Há momentos em que a natureza testa os limites da técnica, da política e da própria ideia de Estado, porque um evento meteorológico com ventos superiores a 140 km/h não é apenas um fenómeno atmosférico, é antes, uma prova de stress institucional, pelo que nesses momentos, a questão central deixa de ser “o que aconteceu” e passa a ser “o que foi feito, ou não, para proteger a população”.
Coronel da GNR, Mestre em Direito e Segurança e Auditor de Segurança Interna
Dirigente da Associação Nacional de Oficiais da Guarda
Quando nada é feito, ou quando a resposta pública é tardia, descoordenada ou meramente declarativa, o desastre deixa de ser natural, passando a ser do Estado.
A primeira consequência da inação é sempre humana, nomeadamente mortes evitáveis, feridos graves e populações deixadas à sua sorte, não por fatalidade, mas por ausência de decisão, porque o vento não escolhe vítimas e a falta de avisos claros, de evacuações atempadas, de encerramento preventivo de infraestruturas vulneráveis transforma um risco previsível numa tragédia anunciada, porque a ciência meteorológica pode não controlar o clima, mas consegue antecipar o perigo, pelo que ignorá-la é uma escolha.
Segue-se o colapso dos serviços essenciais, nomeadamente energia, água, comunicações e saúde são os primeiros sistemas a entrar em stress, porque quando hospitais funcionam sem eletricidade, quando as populações ficam dias sem água potável e sem energia, quando as redes de emergência deixam de comunicar e as escolas fecham, já não estamos perante um “evento extremo”, estamos perante uma falha estrutural do Estado enquanto garante do mínimo civilizacional, cuja ausência de planos de contingência é letal.
A inação gera também caos operacional, onde a não existência de comando claro, cada entidade atua isoladamente, quando atua, onde os Municípios esperam orientações que não chegam, serviços desconcentrados aguardam ordens superiores, operadores privados protegem os seus próprios ativos, cujo resultado é uma resposta fragmentada, errática, injusta, pelo que a perceção pública é imediata de abandono, que em contextos de crise, corrói rapidamente a ordem social, surgindo conflitos, oportunismos, insegurança, pilhagens, não por maldade intrínseca das pessoas, mas porque a ausência de autoridade funcional cria vácuos que alguém acaba sempre por ocupar.

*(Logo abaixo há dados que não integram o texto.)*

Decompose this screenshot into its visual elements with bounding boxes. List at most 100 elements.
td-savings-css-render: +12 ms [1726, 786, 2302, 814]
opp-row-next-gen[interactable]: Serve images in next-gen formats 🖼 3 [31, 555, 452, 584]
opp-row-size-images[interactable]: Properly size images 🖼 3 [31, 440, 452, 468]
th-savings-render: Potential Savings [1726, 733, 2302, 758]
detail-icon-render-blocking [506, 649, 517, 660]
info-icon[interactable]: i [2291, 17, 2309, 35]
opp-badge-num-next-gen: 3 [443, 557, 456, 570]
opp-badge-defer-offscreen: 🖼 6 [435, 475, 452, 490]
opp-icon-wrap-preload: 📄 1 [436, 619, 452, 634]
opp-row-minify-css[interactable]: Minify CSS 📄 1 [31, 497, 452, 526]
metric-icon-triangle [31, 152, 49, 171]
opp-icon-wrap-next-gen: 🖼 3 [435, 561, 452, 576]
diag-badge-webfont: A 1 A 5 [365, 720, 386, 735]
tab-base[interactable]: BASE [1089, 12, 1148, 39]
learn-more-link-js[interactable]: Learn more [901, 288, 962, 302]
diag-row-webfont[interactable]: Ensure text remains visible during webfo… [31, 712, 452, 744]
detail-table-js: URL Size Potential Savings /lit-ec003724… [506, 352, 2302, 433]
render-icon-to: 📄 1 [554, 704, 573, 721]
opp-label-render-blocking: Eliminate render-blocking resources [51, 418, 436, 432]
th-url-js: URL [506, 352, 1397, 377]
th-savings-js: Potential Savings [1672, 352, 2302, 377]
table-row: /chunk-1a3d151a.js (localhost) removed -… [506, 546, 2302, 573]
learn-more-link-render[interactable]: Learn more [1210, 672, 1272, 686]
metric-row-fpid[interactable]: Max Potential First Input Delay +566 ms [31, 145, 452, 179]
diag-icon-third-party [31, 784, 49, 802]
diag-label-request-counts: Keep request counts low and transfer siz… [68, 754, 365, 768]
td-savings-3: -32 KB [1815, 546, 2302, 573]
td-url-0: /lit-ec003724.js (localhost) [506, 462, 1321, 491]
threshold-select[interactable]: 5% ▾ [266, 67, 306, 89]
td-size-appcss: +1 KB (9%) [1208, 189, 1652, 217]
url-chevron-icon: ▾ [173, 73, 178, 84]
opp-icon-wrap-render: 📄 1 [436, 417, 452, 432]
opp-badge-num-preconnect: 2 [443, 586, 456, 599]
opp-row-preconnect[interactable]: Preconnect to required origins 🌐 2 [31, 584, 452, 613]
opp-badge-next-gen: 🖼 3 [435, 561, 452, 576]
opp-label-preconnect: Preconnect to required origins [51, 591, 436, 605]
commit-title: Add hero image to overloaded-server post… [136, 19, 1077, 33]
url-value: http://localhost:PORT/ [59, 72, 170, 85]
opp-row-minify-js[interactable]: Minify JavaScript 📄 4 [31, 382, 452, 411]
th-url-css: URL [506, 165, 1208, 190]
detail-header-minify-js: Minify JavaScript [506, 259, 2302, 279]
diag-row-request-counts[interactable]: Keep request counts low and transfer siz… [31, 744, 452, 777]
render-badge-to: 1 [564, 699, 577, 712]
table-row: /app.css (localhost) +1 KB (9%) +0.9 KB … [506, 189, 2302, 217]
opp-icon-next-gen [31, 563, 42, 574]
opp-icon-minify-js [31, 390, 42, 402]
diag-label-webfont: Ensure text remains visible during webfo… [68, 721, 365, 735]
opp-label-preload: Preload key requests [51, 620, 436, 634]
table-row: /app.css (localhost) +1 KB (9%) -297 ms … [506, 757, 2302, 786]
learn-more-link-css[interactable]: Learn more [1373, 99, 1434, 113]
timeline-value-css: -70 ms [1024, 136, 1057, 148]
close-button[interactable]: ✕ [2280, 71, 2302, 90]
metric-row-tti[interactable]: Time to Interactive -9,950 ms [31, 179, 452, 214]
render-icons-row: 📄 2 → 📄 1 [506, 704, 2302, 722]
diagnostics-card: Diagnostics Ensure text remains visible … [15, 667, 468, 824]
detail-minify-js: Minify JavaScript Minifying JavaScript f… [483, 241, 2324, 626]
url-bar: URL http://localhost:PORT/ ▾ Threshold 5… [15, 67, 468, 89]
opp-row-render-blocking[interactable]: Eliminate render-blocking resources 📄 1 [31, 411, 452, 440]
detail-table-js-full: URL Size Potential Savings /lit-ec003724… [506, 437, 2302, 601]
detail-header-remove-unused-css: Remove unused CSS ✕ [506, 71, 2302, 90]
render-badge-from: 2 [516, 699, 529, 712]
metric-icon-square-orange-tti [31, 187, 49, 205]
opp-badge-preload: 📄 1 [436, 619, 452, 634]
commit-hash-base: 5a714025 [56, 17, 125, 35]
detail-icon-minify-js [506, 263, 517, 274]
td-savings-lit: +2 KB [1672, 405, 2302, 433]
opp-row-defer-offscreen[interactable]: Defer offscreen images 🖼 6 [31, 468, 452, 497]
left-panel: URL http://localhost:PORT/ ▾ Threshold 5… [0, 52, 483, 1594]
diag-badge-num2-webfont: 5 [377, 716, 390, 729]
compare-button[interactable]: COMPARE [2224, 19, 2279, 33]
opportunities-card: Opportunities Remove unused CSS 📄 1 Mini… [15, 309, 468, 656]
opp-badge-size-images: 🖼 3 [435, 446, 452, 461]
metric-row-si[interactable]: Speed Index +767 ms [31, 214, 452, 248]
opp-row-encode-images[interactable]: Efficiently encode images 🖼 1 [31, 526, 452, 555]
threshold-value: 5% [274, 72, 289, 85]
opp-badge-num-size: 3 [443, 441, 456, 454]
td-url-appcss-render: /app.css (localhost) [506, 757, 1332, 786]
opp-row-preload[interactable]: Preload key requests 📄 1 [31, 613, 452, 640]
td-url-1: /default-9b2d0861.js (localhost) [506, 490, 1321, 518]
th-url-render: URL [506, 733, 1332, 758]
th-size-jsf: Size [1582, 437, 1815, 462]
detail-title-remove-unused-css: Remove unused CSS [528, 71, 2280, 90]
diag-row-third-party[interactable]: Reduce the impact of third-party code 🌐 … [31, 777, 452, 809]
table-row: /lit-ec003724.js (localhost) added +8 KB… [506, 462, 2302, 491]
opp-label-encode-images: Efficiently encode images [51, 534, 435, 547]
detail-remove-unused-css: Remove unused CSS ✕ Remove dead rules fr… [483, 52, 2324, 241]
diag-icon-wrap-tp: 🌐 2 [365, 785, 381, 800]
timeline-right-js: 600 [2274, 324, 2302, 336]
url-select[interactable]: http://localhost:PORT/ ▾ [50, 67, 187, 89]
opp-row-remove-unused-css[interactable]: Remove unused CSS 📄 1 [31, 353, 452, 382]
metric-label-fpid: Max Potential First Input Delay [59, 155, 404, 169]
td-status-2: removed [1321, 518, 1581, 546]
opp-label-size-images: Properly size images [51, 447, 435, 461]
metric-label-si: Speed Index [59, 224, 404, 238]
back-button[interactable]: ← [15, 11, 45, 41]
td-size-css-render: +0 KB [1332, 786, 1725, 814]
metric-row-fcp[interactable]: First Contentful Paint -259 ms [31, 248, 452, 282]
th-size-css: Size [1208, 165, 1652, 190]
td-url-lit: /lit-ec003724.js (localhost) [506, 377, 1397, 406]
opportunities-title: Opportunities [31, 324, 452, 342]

Do ponto de vista económico, a omissão é ruinosa, porque a destruição de infraestruturas produtivas, a paralisação prolongada de atividades, leva à falência de pequenas e médias empresas e as perdas na agricultura geram impactos que se estendem muito para além do momento do evento, cujo custo da não prevenção é exponencialmente superior ao custo da reparação, insistindo-se, ainda assim, em tratar a prevenção como despesa e a reconstrução como inevitabilidade, sendo um erro conceptual com consequências orçamentais e sociais profundas.
Há ainda os danos ambientais, frequentemente irreversíveis, nomeadamente florestas devastadas, solos erodidos, linhas de água contaminadas, pelo que a falta de intervenção imediata agrava processos que se prolongam por décadas, porque cada evento não tratado é um multiplicador de risco para o seguinte e a natureza tem memória, mas o Estado, nem sempre.
Mas talvez a consequência mais grave da inação seja a erosão da confiança pública, porque quando o Estado falha repetidamente em proteger, instala-se a perceção de inutilidade das instituições, deixando a autoridade de ser reconhecida, a legitimidade questionada e a contestação cresce, podendo surgir narrativas de negligência, cuja consequência é um Estado que deixa de ser visto como solução, passando a ser percecionado como parte do problema, cuja rutura é difícil de reparar e tem efeitos duradouros na coesão democrática.
Convém ser claro, porque não se exige omnipotência ao Estado, mas sim competência, coordenação e responsabilidade, que faça o que lhe compete, antecipando riscos conhecidos, informar com transparência, proteger vidas, garantir serviços essenciais e aprender com cada crise, sendo que a inação é decisão por defeito.
Num contexto de alterações climáticas, eventos extremos deixarão de ser exceção para se tornarem padrão, pelo que ao persistir numa lógica reativa é insistir no erro, onde cada episódio mal gerido reduz a margem de manobra para o seguinte, sendo que a pergunta já não é se o próximo evento virá, mas se o Estado estará preparado quando vier.
Quando o vento sopra mais forte do que o Estado, não é a natureza que falha, é a governação, e essa falha, ao contrário do clima, é inteiramente humana.